A group of health care workers sued when the Covid-19 vaccine was required, saying they objected because the vaccine was developed with the aid of “fetal cell lines that originated in elective abortions.” The rule forced them to decide “what is more important to them — their deeply held religious beliefs or their ability to work anywhere in their state so that they can feed their families.”

None of the Covid-19 vaccines contain fetal cells, according to published data about their composition. During the testing stages for their vaccines, Moderna and Pfizer used cell lines replicated from fetal cells taken 50 years ago. Johnson &Johnson used a different cell line in some of the production phases of its vaccine.
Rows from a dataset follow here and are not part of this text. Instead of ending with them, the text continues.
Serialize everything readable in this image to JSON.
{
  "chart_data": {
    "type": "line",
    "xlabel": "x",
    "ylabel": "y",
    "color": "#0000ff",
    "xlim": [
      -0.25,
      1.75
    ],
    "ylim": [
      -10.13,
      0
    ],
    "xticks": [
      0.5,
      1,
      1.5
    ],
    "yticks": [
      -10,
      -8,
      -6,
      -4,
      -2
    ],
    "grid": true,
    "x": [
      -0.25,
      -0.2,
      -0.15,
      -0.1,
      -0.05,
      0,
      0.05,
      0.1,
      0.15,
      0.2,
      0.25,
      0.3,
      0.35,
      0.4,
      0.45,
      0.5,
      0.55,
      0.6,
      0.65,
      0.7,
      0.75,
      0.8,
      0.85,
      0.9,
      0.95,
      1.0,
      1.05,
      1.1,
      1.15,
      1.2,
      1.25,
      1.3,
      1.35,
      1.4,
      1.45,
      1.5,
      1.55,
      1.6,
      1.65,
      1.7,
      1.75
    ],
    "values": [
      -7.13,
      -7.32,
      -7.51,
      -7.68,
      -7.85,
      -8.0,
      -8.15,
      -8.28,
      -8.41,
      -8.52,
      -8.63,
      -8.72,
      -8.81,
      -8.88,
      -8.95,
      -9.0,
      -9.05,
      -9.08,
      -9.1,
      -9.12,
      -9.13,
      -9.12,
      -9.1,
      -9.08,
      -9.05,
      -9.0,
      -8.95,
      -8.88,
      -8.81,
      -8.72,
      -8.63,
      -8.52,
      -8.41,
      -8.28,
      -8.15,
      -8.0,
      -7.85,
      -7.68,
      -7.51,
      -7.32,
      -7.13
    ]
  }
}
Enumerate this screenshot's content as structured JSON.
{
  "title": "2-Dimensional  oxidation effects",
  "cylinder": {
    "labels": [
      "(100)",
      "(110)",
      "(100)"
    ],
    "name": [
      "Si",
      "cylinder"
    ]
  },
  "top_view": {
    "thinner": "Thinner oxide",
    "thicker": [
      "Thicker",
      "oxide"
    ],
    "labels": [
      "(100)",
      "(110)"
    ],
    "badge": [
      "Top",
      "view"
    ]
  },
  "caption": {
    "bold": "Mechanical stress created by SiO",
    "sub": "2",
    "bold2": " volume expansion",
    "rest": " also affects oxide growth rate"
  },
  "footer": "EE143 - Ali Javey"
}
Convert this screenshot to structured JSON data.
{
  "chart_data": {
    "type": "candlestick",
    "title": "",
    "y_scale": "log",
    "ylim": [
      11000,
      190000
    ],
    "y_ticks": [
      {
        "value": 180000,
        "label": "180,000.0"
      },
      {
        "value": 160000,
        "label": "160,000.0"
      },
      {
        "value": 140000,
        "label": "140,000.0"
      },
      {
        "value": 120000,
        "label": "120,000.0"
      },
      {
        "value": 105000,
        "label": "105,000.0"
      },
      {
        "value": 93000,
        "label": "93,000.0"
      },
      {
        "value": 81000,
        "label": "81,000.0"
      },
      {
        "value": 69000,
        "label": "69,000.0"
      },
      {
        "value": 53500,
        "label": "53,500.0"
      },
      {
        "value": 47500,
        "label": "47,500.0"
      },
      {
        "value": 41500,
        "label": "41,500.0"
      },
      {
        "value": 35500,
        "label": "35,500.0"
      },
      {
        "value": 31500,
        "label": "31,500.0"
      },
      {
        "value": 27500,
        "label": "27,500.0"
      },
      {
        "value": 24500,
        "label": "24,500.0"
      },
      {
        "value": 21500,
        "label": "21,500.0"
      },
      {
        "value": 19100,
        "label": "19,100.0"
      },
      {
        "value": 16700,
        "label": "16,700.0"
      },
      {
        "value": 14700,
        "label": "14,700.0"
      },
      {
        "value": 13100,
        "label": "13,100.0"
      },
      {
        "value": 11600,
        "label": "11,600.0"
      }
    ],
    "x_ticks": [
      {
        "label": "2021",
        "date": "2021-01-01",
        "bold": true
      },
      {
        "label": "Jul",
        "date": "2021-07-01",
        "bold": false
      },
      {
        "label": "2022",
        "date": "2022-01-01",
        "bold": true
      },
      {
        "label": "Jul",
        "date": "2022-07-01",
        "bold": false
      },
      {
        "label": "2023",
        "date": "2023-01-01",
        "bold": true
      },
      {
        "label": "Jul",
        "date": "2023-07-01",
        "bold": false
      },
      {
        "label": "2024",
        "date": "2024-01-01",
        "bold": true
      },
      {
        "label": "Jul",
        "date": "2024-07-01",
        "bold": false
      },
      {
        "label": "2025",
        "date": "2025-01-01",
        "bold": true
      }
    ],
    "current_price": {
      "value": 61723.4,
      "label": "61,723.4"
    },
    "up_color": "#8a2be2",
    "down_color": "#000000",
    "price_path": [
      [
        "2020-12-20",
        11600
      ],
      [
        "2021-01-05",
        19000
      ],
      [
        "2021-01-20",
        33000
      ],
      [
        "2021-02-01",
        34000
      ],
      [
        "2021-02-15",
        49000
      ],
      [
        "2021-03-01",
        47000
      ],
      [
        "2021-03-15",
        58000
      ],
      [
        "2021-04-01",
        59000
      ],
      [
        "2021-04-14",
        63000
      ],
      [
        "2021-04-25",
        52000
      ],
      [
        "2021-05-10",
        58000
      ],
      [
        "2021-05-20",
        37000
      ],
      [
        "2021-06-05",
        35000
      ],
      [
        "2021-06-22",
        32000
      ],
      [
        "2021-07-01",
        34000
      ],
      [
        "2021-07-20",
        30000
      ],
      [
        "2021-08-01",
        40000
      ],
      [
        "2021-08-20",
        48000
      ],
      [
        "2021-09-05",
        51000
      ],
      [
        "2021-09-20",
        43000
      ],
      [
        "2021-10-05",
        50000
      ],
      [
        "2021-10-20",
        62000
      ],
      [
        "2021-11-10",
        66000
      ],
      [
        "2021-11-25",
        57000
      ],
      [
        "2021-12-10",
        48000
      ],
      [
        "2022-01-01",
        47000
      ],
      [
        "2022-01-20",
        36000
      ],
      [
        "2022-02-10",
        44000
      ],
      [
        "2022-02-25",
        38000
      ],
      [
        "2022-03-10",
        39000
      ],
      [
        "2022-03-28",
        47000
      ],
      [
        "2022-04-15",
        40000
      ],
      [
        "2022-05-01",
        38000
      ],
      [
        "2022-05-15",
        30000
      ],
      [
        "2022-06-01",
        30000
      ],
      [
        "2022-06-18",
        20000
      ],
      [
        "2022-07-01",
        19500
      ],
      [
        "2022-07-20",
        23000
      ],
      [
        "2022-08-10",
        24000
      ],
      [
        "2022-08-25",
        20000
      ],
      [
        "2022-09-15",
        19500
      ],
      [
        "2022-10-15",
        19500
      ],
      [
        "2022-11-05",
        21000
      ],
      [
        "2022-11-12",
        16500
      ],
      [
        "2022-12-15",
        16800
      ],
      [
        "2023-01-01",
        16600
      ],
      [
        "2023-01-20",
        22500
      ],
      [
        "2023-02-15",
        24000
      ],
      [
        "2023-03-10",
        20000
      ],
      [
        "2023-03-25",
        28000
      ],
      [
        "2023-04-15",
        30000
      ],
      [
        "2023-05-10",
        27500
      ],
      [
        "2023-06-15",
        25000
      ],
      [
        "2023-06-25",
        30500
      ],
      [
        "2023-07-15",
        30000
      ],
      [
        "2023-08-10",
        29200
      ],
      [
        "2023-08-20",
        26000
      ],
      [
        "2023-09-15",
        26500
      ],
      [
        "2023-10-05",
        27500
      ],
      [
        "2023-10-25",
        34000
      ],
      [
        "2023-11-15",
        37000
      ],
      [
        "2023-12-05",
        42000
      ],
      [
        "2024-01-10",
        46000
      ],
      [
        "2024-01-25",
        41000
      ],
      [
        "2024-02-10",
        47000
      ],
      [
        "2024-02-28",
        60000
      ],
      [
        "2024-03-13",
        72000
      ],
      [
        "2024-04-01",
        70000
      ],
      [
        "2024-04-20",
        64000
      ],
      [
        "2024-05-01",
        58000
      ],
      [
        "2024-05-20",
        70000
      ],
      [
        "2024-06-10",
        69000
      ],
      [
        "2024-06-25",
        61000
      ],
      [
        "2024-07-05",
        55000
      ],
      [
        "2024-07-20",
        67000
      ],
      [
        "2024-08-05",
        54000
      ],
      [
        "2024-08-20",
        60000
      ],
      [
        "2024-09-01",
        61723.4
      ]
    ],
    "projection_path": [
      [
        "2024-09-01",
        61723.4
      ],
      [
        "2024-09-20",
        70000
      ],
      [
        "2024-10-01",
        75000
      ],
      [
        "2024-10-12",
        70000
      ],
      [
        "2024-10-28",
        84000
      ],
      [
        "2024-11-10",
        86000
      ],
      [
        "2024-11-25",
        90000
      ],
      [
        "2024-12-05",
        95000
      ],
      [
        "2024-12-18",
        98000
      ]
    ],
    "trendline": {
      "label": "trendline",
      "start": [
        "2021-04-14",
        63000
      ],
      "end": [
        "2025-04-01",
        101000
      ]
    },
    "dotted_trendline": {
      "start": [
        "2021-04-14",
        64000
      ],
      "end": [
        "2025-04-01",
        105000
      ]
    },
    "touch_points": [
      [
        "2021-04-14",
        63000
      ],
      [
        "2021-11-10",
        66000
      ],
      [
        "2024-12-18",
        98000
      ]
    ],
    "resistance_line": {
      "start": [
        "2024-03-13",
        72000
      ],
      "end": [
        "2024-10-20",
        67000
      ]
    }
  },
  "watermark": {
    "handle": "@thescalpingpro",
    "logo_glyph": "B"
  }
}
Lawyers for the state told the court that Maine was not engaging in religious discrimination, because the law applies to all healthcare workers and is not intended to restrict any particular religious practice. “The object of the recent amendment to the rule is to prevent the spread of Covid-19 among healthcare workers in high-risk settings, protect patients and individuals from disease and death, and protect Maine’s healthcare system,” the attorneys wrote.

“Most healthcare facility outbreaks in Maine are the result of healthcare workers bringing Covid-19 into the facility,” the state told the Supreme Court.

Writing for the three dissenters, Gorsuch said the state was not treating all healthcare workers equally, because those with a medical objection could refuse to take the vaccine, while those with religious objections cannot.

“Health care workers who have served on the front line of a pandemic for the last 18 months are now being fired and their practices shuttered. All for adhering to their constitutionally protected religious beliefs. Their plight is worthy of our attention,” he said.